CLICK: Speaking of Mahvel, check out 10 characters we want to see in MARVEL VS CAPCOM INIFINITE!

If you have all three characters, you’ll be in Level 1 X-Factor. If you’re reduced to one remaining character, then you’ll be in Level 3. When activated (only once per match), your character glows red and will receive a speed and damage boost. The higher the level, the higher the benefits. Scary right? Niitsuma wasn’t kidding when he said he wanted to cater to newcomers.

With this said, X-Factor merely added to the craziness that was MARVEL VS CAPCOM 3. It did make the game easier aside from the simplified controls, but after many years, the game was broken into and offered the same unbalanced gameplay seen from MVC2. The oppressive style of gameplay was still abundant as you would have top tier characters like Zero, from the MEGA MAN series, killing opponents with lightning loops. Nonetheless, just like STREET FIGHTER IV, MVC3 revitalized the series and has been a staple contender as a Capcom game at the Evolution Championship Series (EVO) since its release.

Dead No More (Not a Spidey Joke) and MVC INFINITE

It’s funny and ironic that I actually believed that UMVC3 was truly “dead” just a couple months ago. There has been a stagnant decrease of EVO entrants in the last few years, compared to the number of entrants for 2014, 2015, and 2016. You’ll notice a significant drop of around 200 entrants between 2014 and 2015. Additionally, the game also dropped out of second place in terms of highest number of entrants by 2015. This said a lot about the game as it seems it was clearly “dying.” Perhaps people got tired of seeing the same top-tiered teams or the Morrigan bullet hell zoning.

With the release of STREET FIGHTER V, popularity could’ve been a factor in UMVC3’s “death.” Whatever it was, the game just did not have the same spark it once had. No way it was popularity because people still played it and was featured in tournaments. So what was it?

Then it happened. A new sequel to the game was announced at PlayStation Experience 2016 titled MARVEL VS CAPCOM INFINITE. In addition to this announcement, Capcom re-released UMVC3 digitally for PlayStation 4. Not only this, it will make its way to PC and Xbox One on March 7, accompanied by a limited physical release for XBox One and PS4. Talk about promoting the game once again. There is no way that this doesn’t coincide with MVC INFINITE’s announcement a month ago.
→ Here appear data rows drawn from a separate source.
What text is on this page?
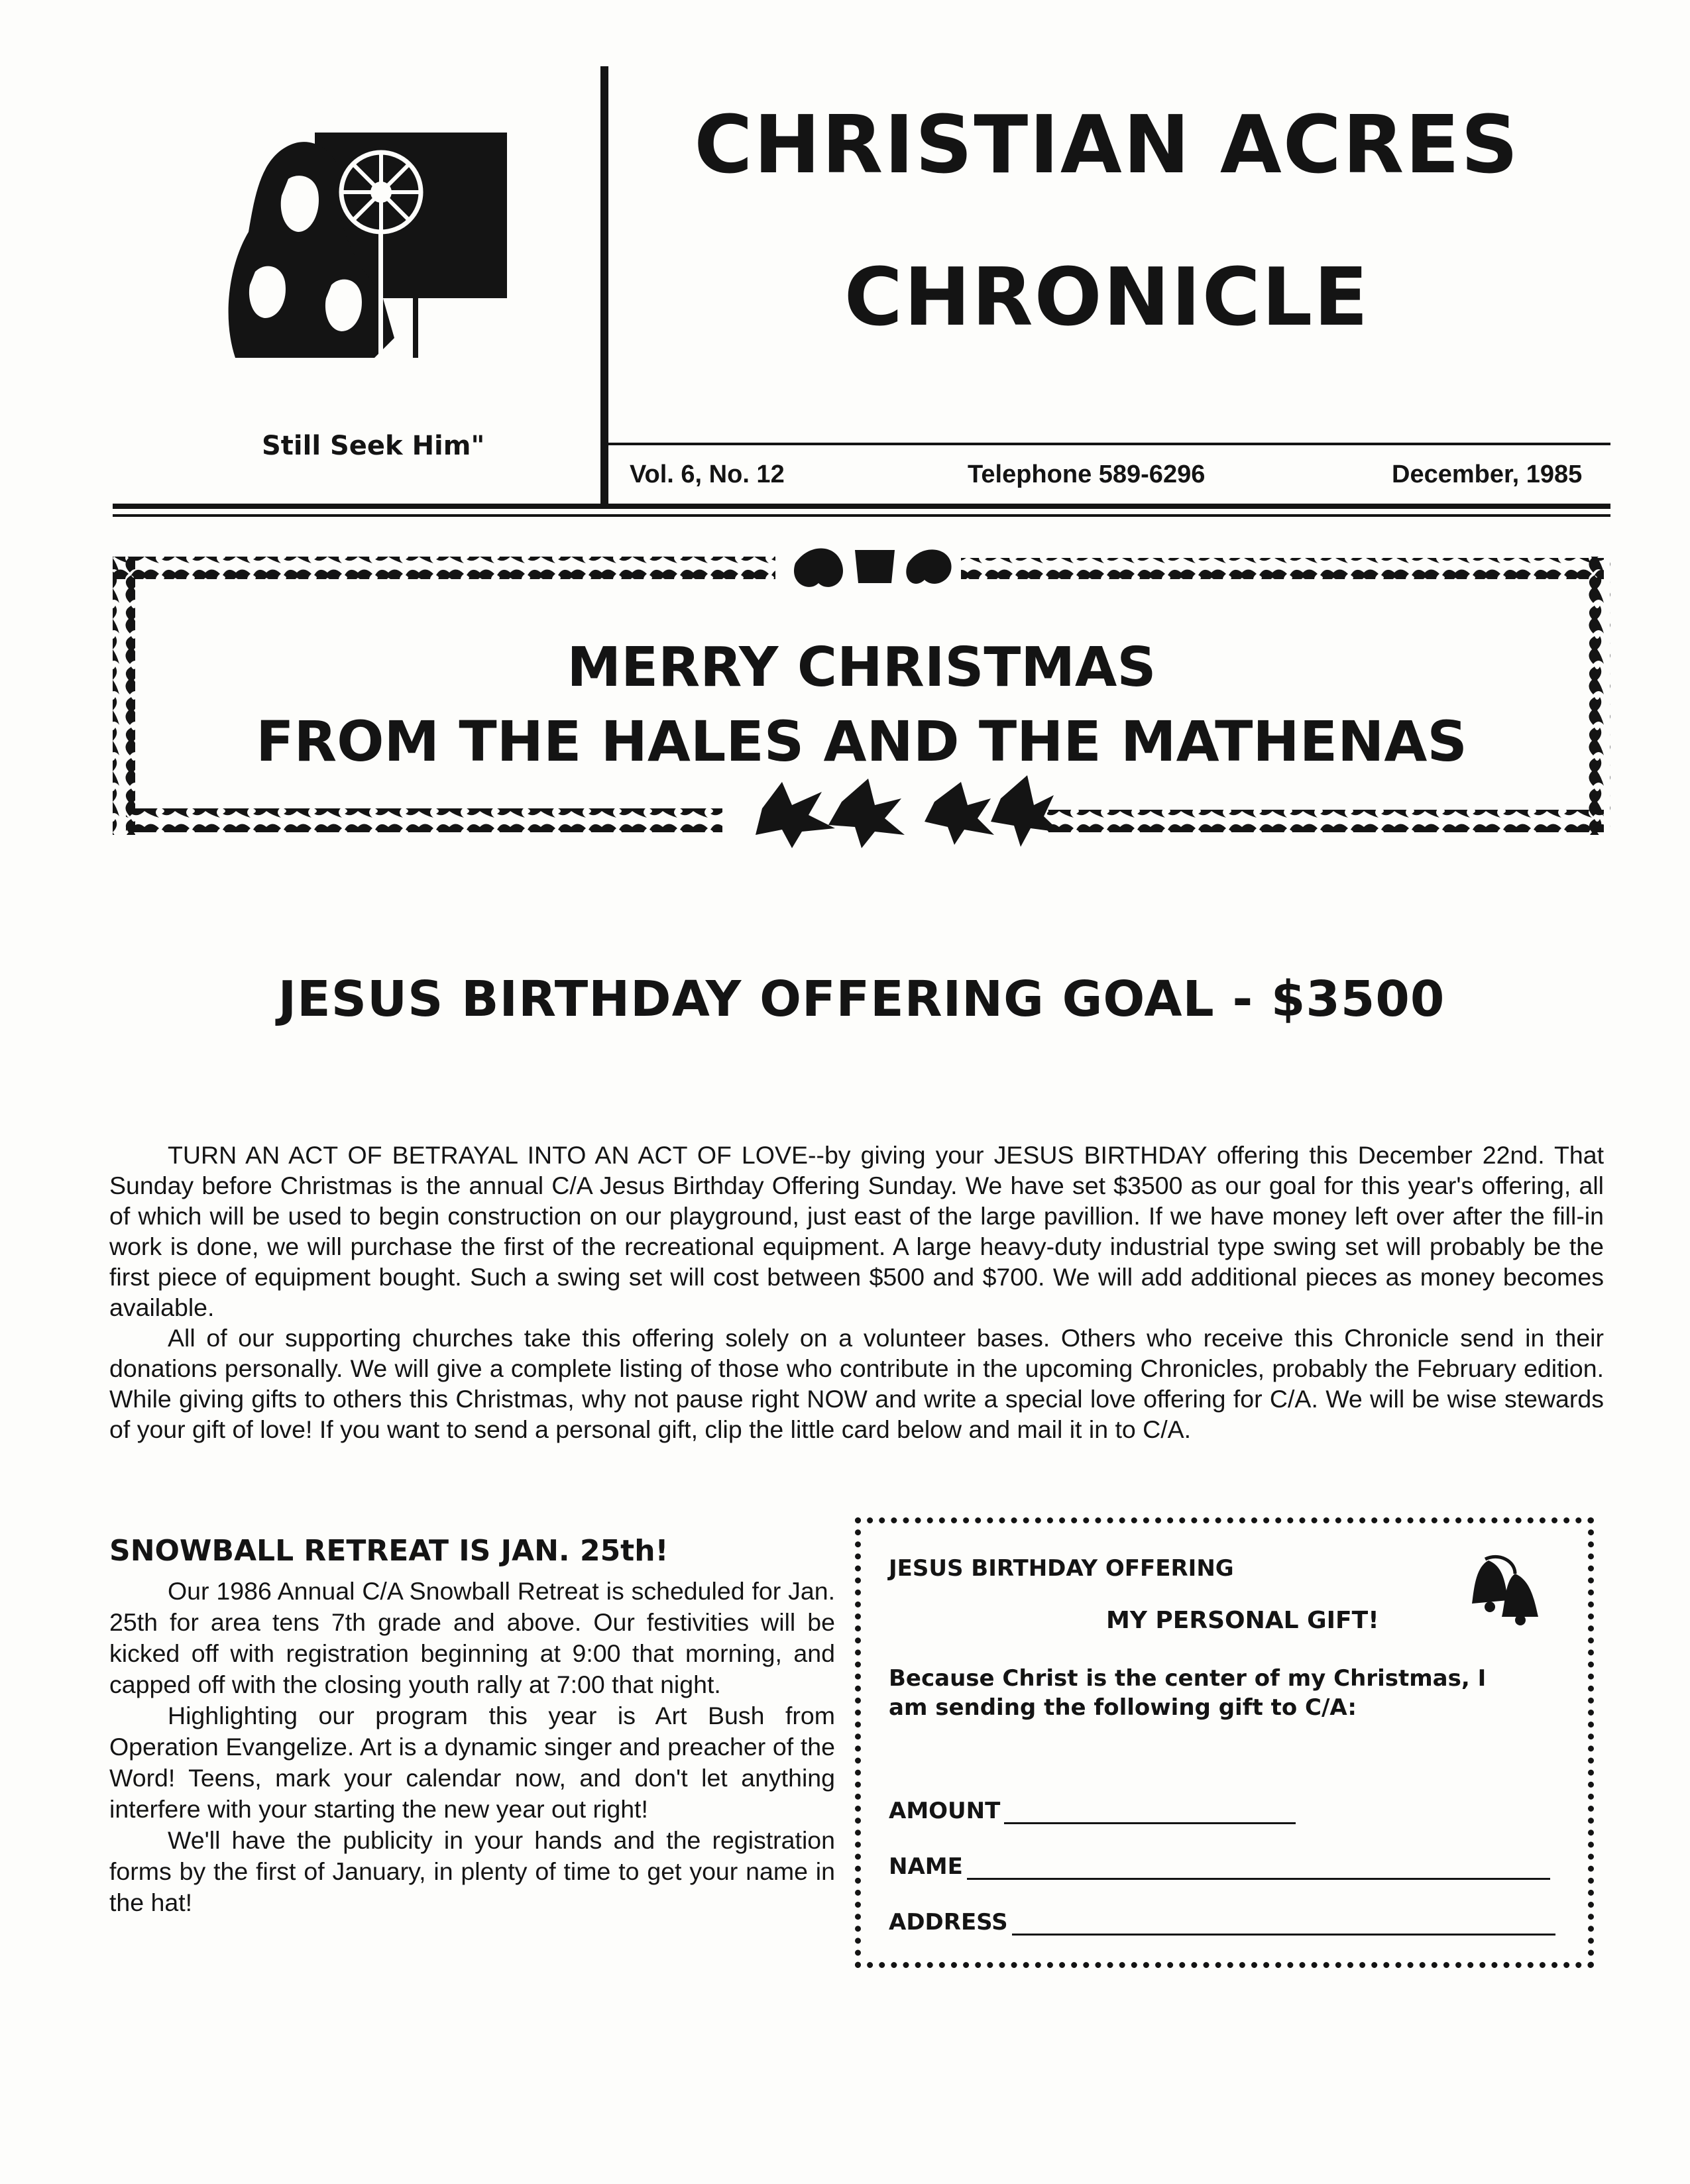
Still Seek Him"
CHRISTIAN ACRES
CHRONICLE
Vol. 6, No. 12	Telephone 589-6296	December, 1985
MERRY CHRISTMAS
FROM THE HALES AND THE MATHENAS
JESUS BIRTHDAY OFFERING GOAL - $3500

TURN AN ACT OF BETRAYAL INTO AN ACT OF LOVE--by giving your JESUS BIRTHDAY offering this December 22nd. That Sunday before Christmas is the annual C/A Jesus Birthday Offering Sunday. We have set $3500 as our goal for this year's offering, all of which will be used to begin construction on our playground, just east of the large pavillion. If we have money left over after the fill-in work is done, we will purchase the first of the recreational equipment. A large heavy-duty industrial type swing set will probably be the first piece of equipment bought. Such a swing set will cost between $500 and $700. We will add additional pieces as money becomes available.

All of our supporting churches take this offering solely on a volunteer bases. Others who receive this Chronicle send in their donations personally. We will give a complete listing of those who contribute in the upcoming Chronicles, probably the February edition. While giving gifts to others this Christmas, why not pause right NOW and write a special love offering for C/A. We will be wise stewards of your gift of love! If you want to send a personal gift, clip the little card below and mail it in to C/A.

SNOWBALL RETREAT IS JAN. 25th!

Our 1986 Annual C/A Snowball Retreat is scheduled for Jan. 25th for area tens 7th grade and above. Our festivities will be kicked off with registration beginning at 9:00 that morning, and capped off with the closing youth rally at 7:00 that night.

Highlighting our program this year is Art Bush from Operation Evangelize. Art is a dynamic singer and preacher of the Word! Teens, mark your calendar now, and don't let anything interfere with your starting the new year out right!

We'll have the publicity in your hands and the registration forms by the first of January, in plenty of time to get your name in the hat!

JESUS BIRTHDAY OFFERING
MY PERSONAL GIFT!
Because Christ is the center of my Christmas, I am sending the following gift to C/A:
AMOUNT
NAME
ADDRESS
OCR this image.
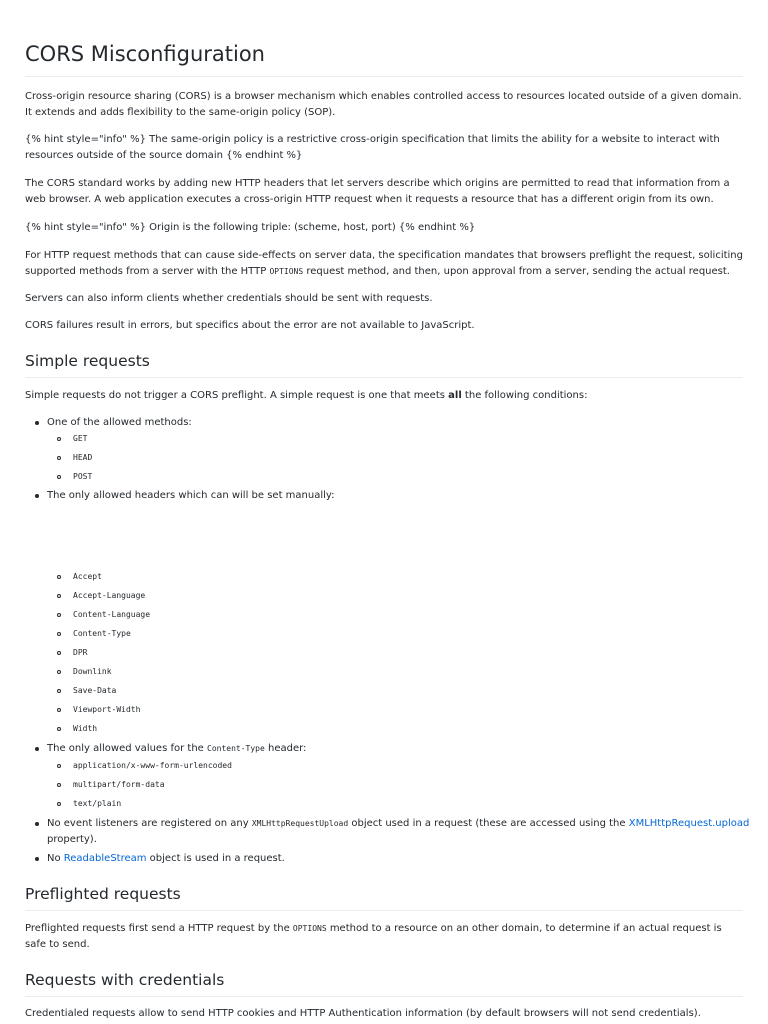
CORS Misconfiguration
Cross-origin resource sharing (CORS) is a browser mechanism which enables controlled access to resources located outside of a given domain. It extends and adds flexibility to the same-origin policy (SOP).
{% hint style="info" %} The same-origin policy is a restrictive cross-origin specification that limits the ability for a website to interact with resources outside of the source domain {% endhint %}
The CORS standard works by adding new HTTP headers that let servers describe which origins are permitted to read that information from a web browser. A web application executes a cross-origin HTTP request when it requests a resource that has a different origin from its own.
{% hint style="info" %} Origin is the following triple: (scheme, host, port) {% endhint %}
For HTTP request methods that can cause side-effects on server data, the specification mandates that browsers preflight the request, soliciting supported methods from a server with the HTTP OPTIONS request method, and then, upon approval from a server, sending the actual request.
Servers can also inform clients whether credentials should be sent with requests.
CORS failures result in errors, but specifics about the error are not available to JavaScript.
Simple requests
Simple requests do not trigger a CORS preflight. A simple request is one that meets all the following conditions:
One of the allowed methods:
GET
HEAD
POST
The only allowed headers which can will be set manually:
Accept
Accept-Language
Content-Language
Content-Type
DPR
Downlink
Save-Data
Viewport-Width
Width
The only allowed values for the Content-Type header:
application/x-www-form-urlencoded
multipart/form-data
text/plain
No event listeners are registered on any XMLHttpRequestUpload object used in a request (these are accessed using the XMLHttpRequest.upload
property).
No ReadableStream object is used in a request.
Preflighted requests
Preflighted requests first send a HTTP request by the OPTIONS method to a resource on an other domain, to determine if an actual request is safe to send.
Requests with credentials
Credentialed requests allow to send HTTP cookies and HTTP Authentication information (by default browsers will not send credentials).
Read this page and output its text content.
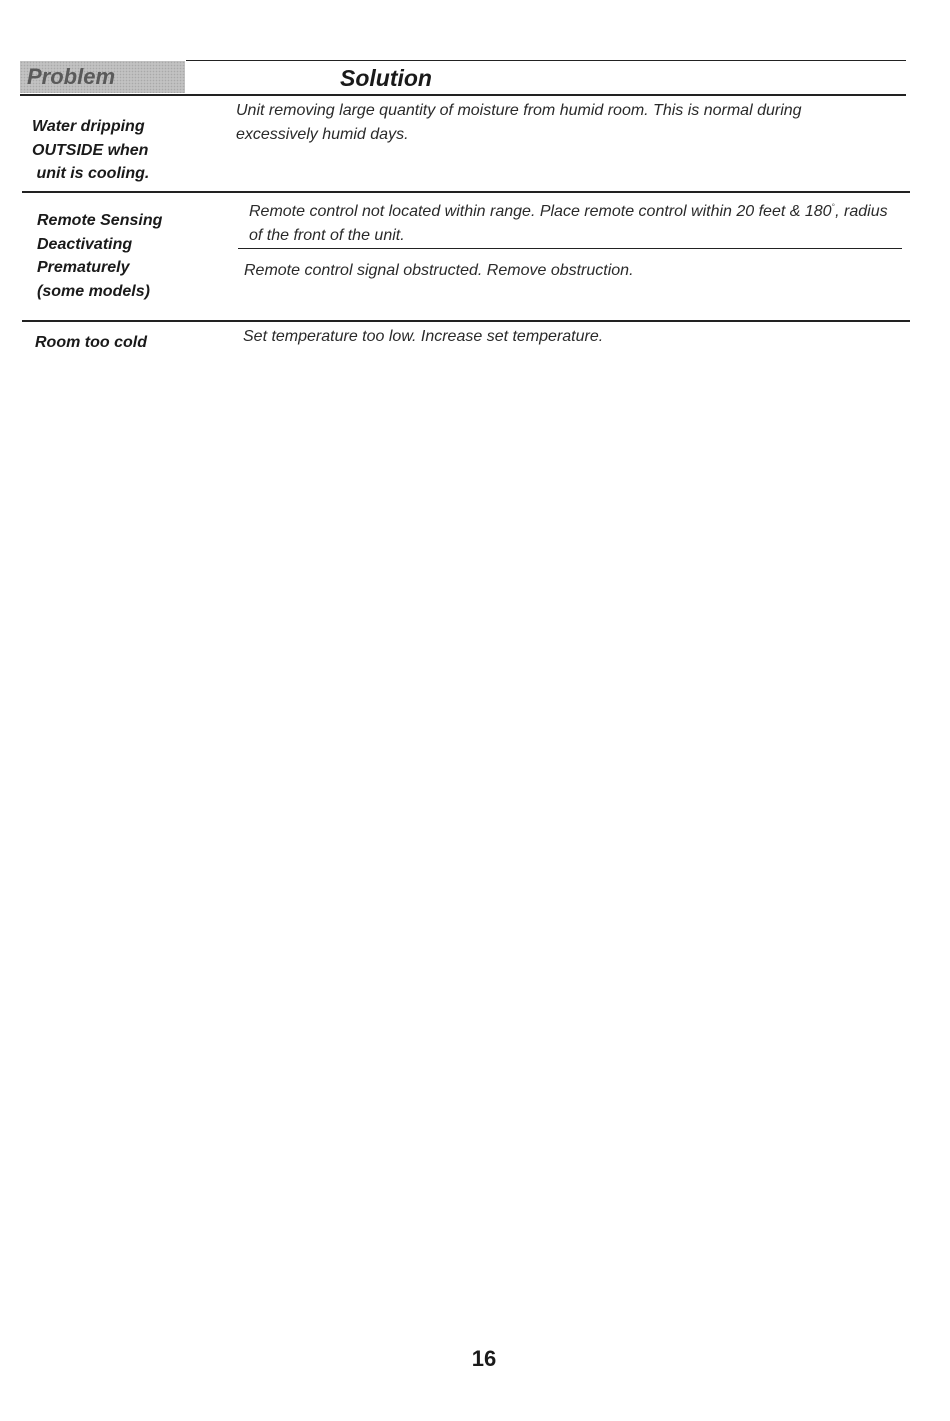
Problem	Solution
Water dripping
OUTSIDE when
unit is cooling.
Unit removing large quantity of moisture from humid room. This is normal during excessively humid days.
Remote Sensing
Deactivating
Prematurely
(some models)
Remote control not located within range. Place remote control within 20 feet & 180°, radius of the front of the unit.
Remote control signal obstructed. Remove obstruction.
Room too cold	Set temperature too low. Increase set temperature.
16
Since SFV is now in the realm of esports, there’s no doubt MVC INFINITE will possibly follow suit.

Both STREET FIGHTER IV and MARVEL VS CAPCOM 3 were revolutionary Capcom fighting game titles that revitalized the competitive scene that brought legends and newcomers out. This is thanks to both games’ newer mechanics and simplified control schemes that granted newcomers accessibility while retaining the classic tone of its popular earlier predecessors.

Both offered comeback mechanics that allowed newer people to stand a fighting chance. Both games also catered to hardcore professional players at the same time—a feat accomplished by some clever producers. In the end, I’m glad there was a world of STREET FIGHTER IV and that the question to “when’s Mahvel?” has been answered. See you later!